ABSTRACT
It has become clear during the course of this book that the contemporary
global agri-food system – despite its achievements in producing more
calories for less money than ever before – is facing a number of
profound challenges. Each of the major components of the system is
associated with a particular set of problems, although we have seen how
dependence on fossil fuels and contributions to global warming are
common features throughout. For primary food production, where
industrialised methods have come to dominate across large parts of the
world, key issues include the excessive utilisation of soil and water
resources, the loss of ecological services, the depletion of biodiversity
(including wild fish stocks), and anxieties around the safety and ethical
dimensions of intensive livestock production. For food processing and
manufacturing, which encompass a wide range of activities, the drive to
deliver convenience and low prices has resulted in many food products
deleterious to nutritional health, and packaging waste streams that
threaten to overwhelm the capacity of local infrastructures.

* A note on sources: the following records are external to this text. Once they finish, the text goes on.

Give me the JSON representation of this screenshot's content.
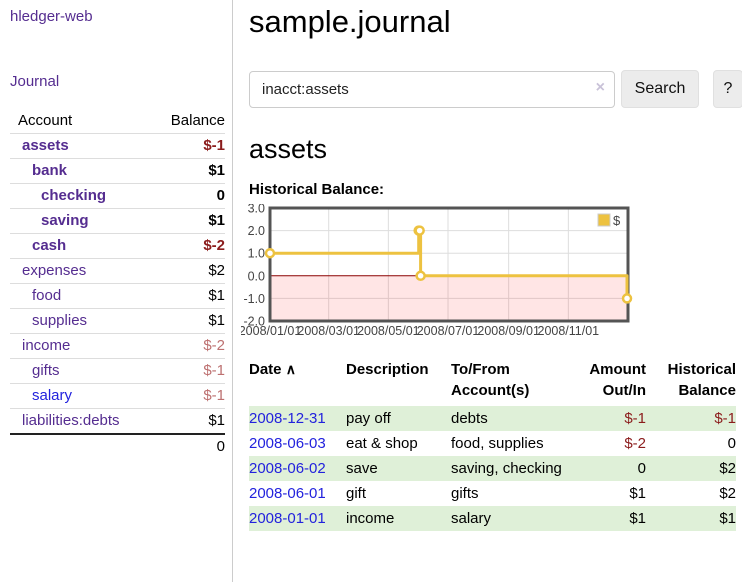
{
  "app": {
    "brand": "hledger-web",
    "nav_journal": "Journal"
  },
  "sidebar": {
    "headers": {
      "account": "Account",
      "balance": "Balance"
    },
    "accounts": [
      {
        "name": "assets",
        "level": 1,
        "bold": true,
        "link_color": "purple",
        "balance": "$-1",
        "balance_style": "neg-strong"
      },
      {
        "name": "bank",
        "level": 2,
        "bold": true,
        "link_color": "purple",
        "balance": "$1",
        "balance_style": "pos"
      },
      {
        "name": "checking",
        "level": 3,
        "bold": true,
        "link_color": "purple",
        "balance": "0",
        "balance_style": "pos"
      },
      {
        "name": "saving",
        "level": 3,
        "bold": true,
        "link_color": "purple",
        "balance": "$1",
        "balance_style": "pos"
      },
      {
        "name": "cash",
        "level": 2,
        "bold": true,
        "link_color": "purple",
        "balance": "$-2",
        "balance_style": "neg-strong"
      },
      {
        "name": "expenses",
        "level": 1,
        "bold": false,
        "link_color": "purple",
        "balance": "$2",
        "balance_style": "pos"
      },
      {
        "name": "food",
        "level": 2,
        "bold": false,
        "link_color": "purple",
        "balance": "$1",
        "balance_style": "pos"
      },
      {
        "name": "supplies",
        "level": 2,
        "bold": false,
        "link_color": "purple",
        "balance": "$1",
        "balance_style": "pos"
      },
      {
        "name": "income",
        "level": 1,
        "bold": false,
        "link_color": "purple",
        "balance": "$-2",
        "balance_style": "neg-soft"
      },
      {
        "name": "gifts",
        "level": 2,
        "bold": false,
        "link_color": "purple",
        "balance": "$-1",
        "balance_style": "neg-soft"
      },
      {
        "name": "salary",
        "level": 2,
        "bold": false,
        "link_color": "blue",
        "balance": "$-1",
        "balance_style": "neg-soft"
      },
      {
        "name": "liabilities:debts",
        "level": 1,
        "bold": false,
        "link_color": "purple",
        "balance": "$1",
        "balance_style": "pos"
      }
    ],
    "total": "0"
  },
  "header": {
    "title": "sample.journal"
  },
  "search": {
    "value": "inacct:assets",
    "clear_icon": "×",
    "button_label": "Search",
    "help_label": "?"
  },
  "main": {
    "account_title": "assets",
    "chart_title": "Historical Balance:",
    "table": {
      "columns": [
        {
          "line1": "Date",
          "line2": "",
          "sort_icon": "∧"
        },
        {
          "line1": "Description",
          "line2": ""
        },
        {
          "line1": "To/From",
          "line2": "Account(s)"
        },
        {
          "line1": "Amount",
          "line2": "Out/In"
        },
        {
          "line1": "Historical",
          "line2": "Balance"
        }
      ],
      "rows": [
        {
          "date": "2008-12-31",
          "description": "pay off",
          "accounts": "debts",
          "amount": "$-1",
          "amount_negative": true,
          "balance": "$-1",
          "balance_negative": true
        },
        {
          "date": "2008-06-03",
          "description": "eat & shop",
          "accounts": "food, supplies",
          "amount": "$-2",
          "amount_negative": true,
          "balance": "0",
          "balance_negative": false
        },
        {
          "date": "2008-06-02",
          "description": "save",
          "accounts": "saving, checking",
          "amount": "0",
          "amount_negative": false,
          "balance": "$2",
          "balance_negative": false
        },
        {
          "date": "2008-06-01",
          "description": "gift",
          "accounts": "gifts",
          "amount": "$1",
          "amount_negative": false,
          "balance": "$2",
          "balance_negative": false
        },
        {
          "date": "2008-01-01",
          "description": "income",
          "accounts": "salary",
          "amount": "$1",
          "amount_negative": false,
          "balance": "$1",
          "balance_negative": false
        }
      ]
    }
  },
  "chart_data": {
    "type": "line",
    "step": true,
    "title": "Historical Balance:",
    "series": [
      {
        "name": "$",
        "color": "#edc240",
        "points": [
          {
            "date": "2008-01-01",
            "value": 1
          },
          {
            "date": "2008-06-01",
            "value": 2
          },
          {
            "date": "2008-06-02",
            "value": 2
          },
          {
            "date": "2008-06-03",
            "value": 0
          },
          {
            "date": "2008-12-31",
            "value": -1
          }
        ]
      }
    ],
    "x_range": [
      "2008-01-01",
      "2009-01-01"
    ],
    "y_range": [
      -2,
      3
    ],
    "y_ticks": [
      3.0,
      2.0,
      1.0,
      0.0,
      -1.0,
      -2.0
    ],
    "x_ticks": [
      {
        "date": "2008-01-01",
        "label": "2008/01/01"
      },
      {
        "date": "2008-03-01",
        "label": "2008/03/01"
      },
      {
        "date": "2008-05-01",
        "label": "2008/05/01"
      },
      {
        "date": "2008-07-01",
        "label": "2008/07/01"
      },
      {
        "date": "2008-09-01",
        "label": "2008/09/01"
      },
      {
        "date": "2008-11-01",
        "label": "2008/11/01"
      }
    ],
    "legend": {
      "label": "$",
      "position": "top-right"
    },
    "grid": true,
    "colors": {
      "line": "#edc240",
      "marker_fill": "#ffffff",
      "negative_region_fill": "rgba(255,0,0,0.10)",
      "zero_line": "#8b0000",
      "gridline": "#dddddd",
      "border": "#545454",
      "axis_text": "#444444"
    }
  }
}
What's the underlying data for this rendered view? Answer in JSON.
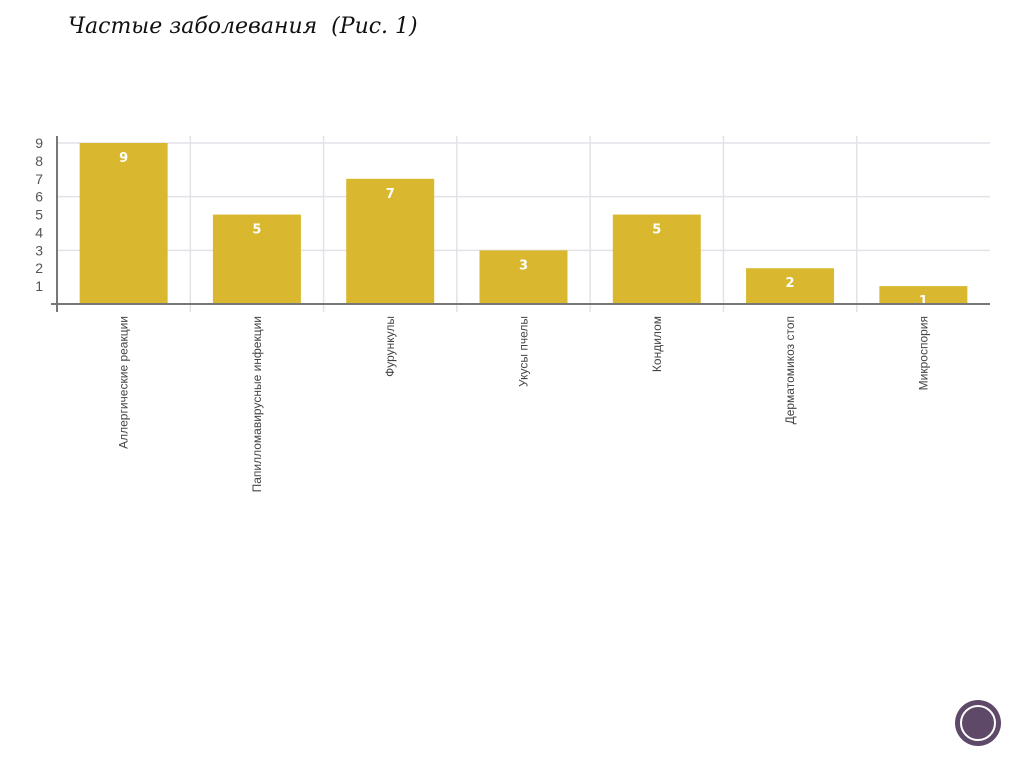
{
  "title": "Частые заболевания  (Рис. 1)",
  "colors": {
    "bar": "#d9b830",
    "grid": "#e2e2e8",
    "axis": "#777777",
    "label_in_bar": "#ffffff"
  },
  "chart_data": {
    "type": "bar",
    "title": "Частые заболевания  (Рис. 1)",
    "categories": [
      "Аллергические реакции",
      "Папилломавирусные инфекции",
      "Фурункулы",
      "Укусы пчелы",
      "Кондилом",
      "Дерматомикоз стоп",
      "Микроспория"
    ],
    "values": [
      9,
      5,
      7,
      3,
      5,
      2,
      1
    ],
    "data_labels": [
      "9",
      "5",
      "7",
      "3",
      "5",
      "2",
      "1"
    ],
    "yticks": [
      "1",
      "2",
      "3",
      "4",
      "5",
      "6",
      "7",
      "8",
      "9"
    ],
    "ylim": [
      0,
      9
    ],
    "xlabel": "",
    "ylabel": "",
    "grid": true
  }
}
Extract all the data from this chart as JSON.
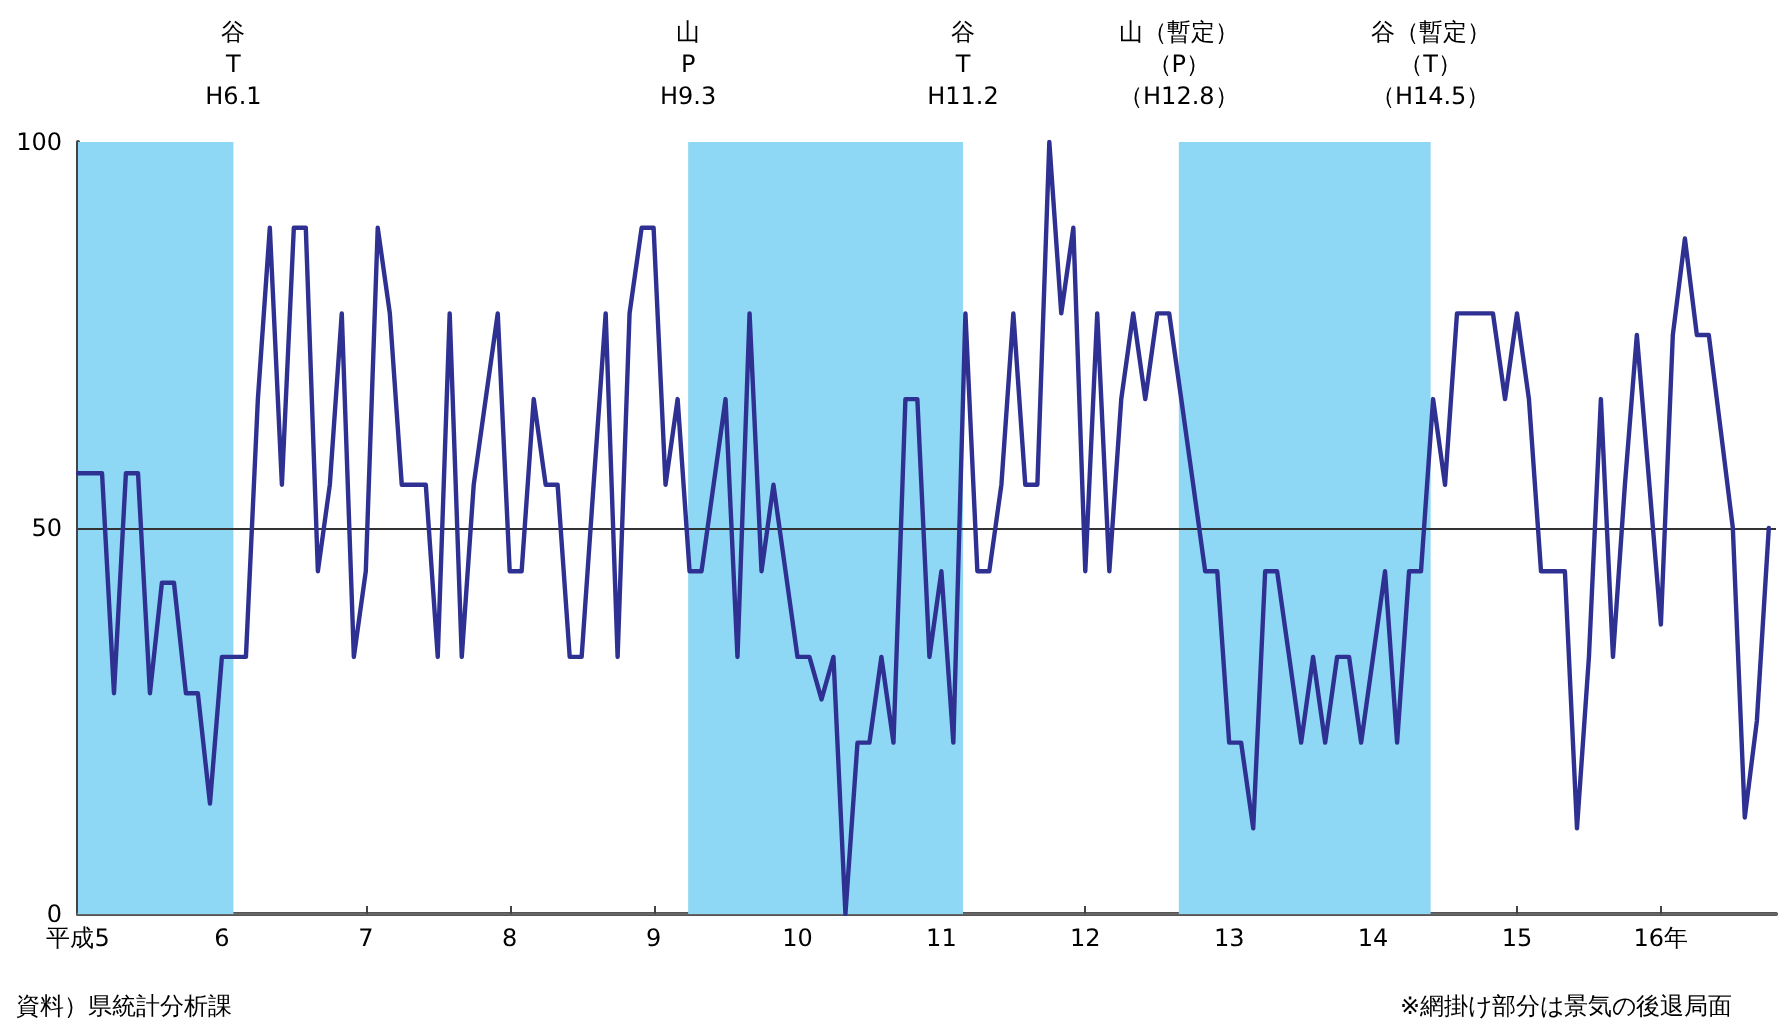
{
  "chart_data": {
    "type": "line",
    "x": [
      5,
      5.083,
      5.167,
      5.25,
      5.333,
      5.417,
      5.5,
      5.583,
      5.667,
      5.75,
      5.833,
      5.917,
      6,
      6.083,
      6.167,
      6.25,
      6.333,
      6.417,
      6.5,
      6.583,
      6.667,
      6.75,
      6.833,
      6.917,
      7,
      7.083,
      7.167,
      7.25,
      7.333,
      7.417,
      7.5,
      7.583,
      7.667,
      7.75,
      7.833,
      7.917,
      8,
      8.083,
      8.167,
      8.25,
      8.333,
      8.417,
      8.5,
      8.583,
      8.667,
      8.75,
      8.833,
      8.917,
      9,
      9.083,
      9.167,
      9.25,
      9.333,
      9.417,
      9.5,
      9.583,
      9.667,
      9.75,
      9.833,
      9.917,
      10,
      10.083,
      10.167,
      10.25,
      10.333,
      10.417,
      10.5,
      10.583,
      10.667,
      10.75,
      10.833,
      10.917,
      11,
      11.083,
      11.167,
      11.25,
      11.333,
      11.417,
      11.5,
      11.583,
      11.667,
      11.75,
      11.833,
      11.917,
      12,
      12.083,
      12.167,
      12.25,
      12.333,
      12.417,
      12.5,
      12.583,
      12.667,
      12.75,
      12.833,
      12.917,
      13,
      13.083,
      13.167,
      13.25,
      13.333,
      13.417,
      13.5,
      13.583,
      13.667,
      13.75,
      13.833,
      13.917,
      14,
      14.083,
      14.167,
      14.25,
      14.333,
      14.417,
      14.5,
      14.583,
      14.667,
      14.75,
      14.833,
      14.917,
      15,
      15.083,
      15.167,
      15.25,
      15.333,
      15.417,
      15.5,
      15.583,
      15.667,
      15.75,
      15.833,
      15.917,
      16,
      16.083,
      16.167,
      16.25,
      16.333,
      16.417,
      16.5,
      16.583,
      16.667,
      16.75
    ],
    "series": [
      {
        "color": "#2e3192",
        "values": [
          57.1,
          57.1,
          57.1,
          28.6,
          57.1,
          57.1,
          28.6,
          42.9,
          42.9,
          28.6,
          28.6,
          14.3,
          33.3,
          33.3,
          33.3,
          66.7,
          88.9,
          55.6,
          88.9,
          88.9,
          44.4,
          55.6,
          77.8,
          33.3,
          44.4,
          88.9,
          77.8,
          55.6,
          55.6,
          55.6,
          33.3,
          77.8,
          33.3,
          55.6,
          66.7,
          77.8,
          44.4,
          44.4,
          66.7,
          55.6,
          55.6,
          33.3,
          33.3,
          55.6,
          77.8,
          33.3,
          77.8,
          88.9,
          88.9,
          55.6,
          66.7,
          44.4,
          44.4,
          55.6,
          66.7,
          33.3,
          77.8,
          44.4,
          55.6,
          44.4,
          33.3,
          33.3,
          27.8,
          33.3,
          0,
          22.2,
          22.2,
          33.3,
          22.2,
          66.7,
          66.7,
          33.3,
          44.4,
          22.2,
          77.8,
          44.4,
          44.4,
          55.6,
          77.8,
          55.6,
          55.6,
          100,
          77.8,
          88.9,
          44.4,
          77.8,
          44.4,
          66.7,
          77.8,
          66.7,
          77.8,
          77.8,
          66.7,
          55.6,
          44.4,
          44.4,
          22.2,
          22.2,
          11.1,
          44.4,
          44.4,
          33.3,
          22.2,
          33.3,
          22.2,
          33.3,
          33.3,
          22.2,
          33.3,
          44.4,
          22.2,
          44.4,
          44.4,
          66.7,
          55.6,
          77.8,
          77.8,
          77.8,
          77.8,
          66.7,
          77.8,
          66.7,
          44.4,
          44.4,
          44.4,
          11.1,
          33.3,
          66.7,
          33.3,
          55.6,
          75,
          56.3,
          37.5,
          75,
          87.5,
          75,
          75,
          62.5,
          50,
          12.5,
          25,
          50
        ]
      }
    ],
    "xlim": [
      5,
      16.8
    ],
    "xticks": [
      {
        "value": 5,
        "label": "平成5"
      },
      6,
      7,
      8,
      9,
      10,
      11,
      12,
      13,
      14,
      15,
      {
        "value": 16,
        "label": "16年"
      }
    ],
    "ylim": [
      0,
      100
    ],
    "yticks": [
      0,
      50,
      100
    ],
    "grid": false,
    "marker": "none",
    "line_style": "solid",
    "ref_lines": [
      {
        "axis": "y",
        "value": 50,
        "color": "#333333"
      }
    ],
    "bands": [
      {
        "axis": "x",
        "from": 5,
        "to": 6.08,
        "color": "#8fd8f5"
      },
      {
        "axis": "x",
        "from": 9.24,
        "to": 11.15,
        "color": "#8fd8f5"
      },
      {
        "axis": "x",
        "from": 12.65,
        "to": 14.4,
        "color": "#8fd8f5"
      }
    ],
    "annotations": [
      "谷",
      "T",
      "H6.1",
      "山",
      "P",
      "H9.3",
      "谷",
      "T",
      "H11.2",
      "山（暫定）",
      "（P）",
      "（H12.8）",
      "谷（暫定）",
      "（T）",
      "（H14.5）",
      "資料）県統計分析課",
      "※網掛け部分は景気の後退局面"
    ]
  }
}
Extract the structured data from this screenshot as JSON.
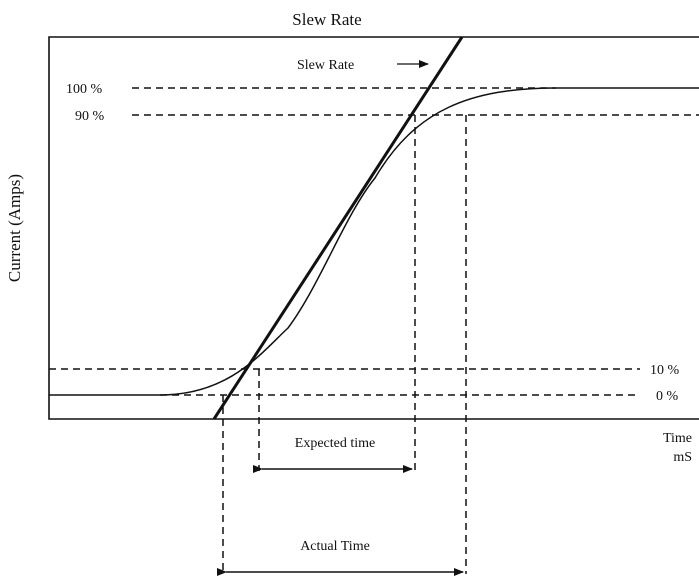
{
  "title": "Slew Rate",
  "y_axis_label": "Current (Amps)",
  "x_axis_label_line1": "Time",
  "x_axis_label_line2": "mS",
  "slew_rate_label": "Slew Rate",
  "levels": {
    "level_100": "100 %",
    "level_90": "90 %",
    "level_10": "10 %",
    "level_0": "0 %"
  },
  "expected_time_label": "Expected time",
  "actual_time_label": "Actual Time",
  "colors": {
    "ink": "#111111",
    "background": "#ffffff"
  }
}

Third,
corporate retailing, which has become the gravitational centre of the
agri-food system, is exerting extraordinary influence, both upstream
through its supply chain and the contracting of producers, and
downstream by shaping the purchasing behaviour of consumers,
including the buying of more than is needed. Waste and
overconsumption are key consequences of a system designed to
maximise throughput and opportunities for profit. Finally, and most
unforgivably of all, while the majority of people in the North and many
in middle-income countries enjoy the luxury of abundance, choice and
low food prices, over 1 billion people in the world today are hungry and,
for at least part of the year, malnourished.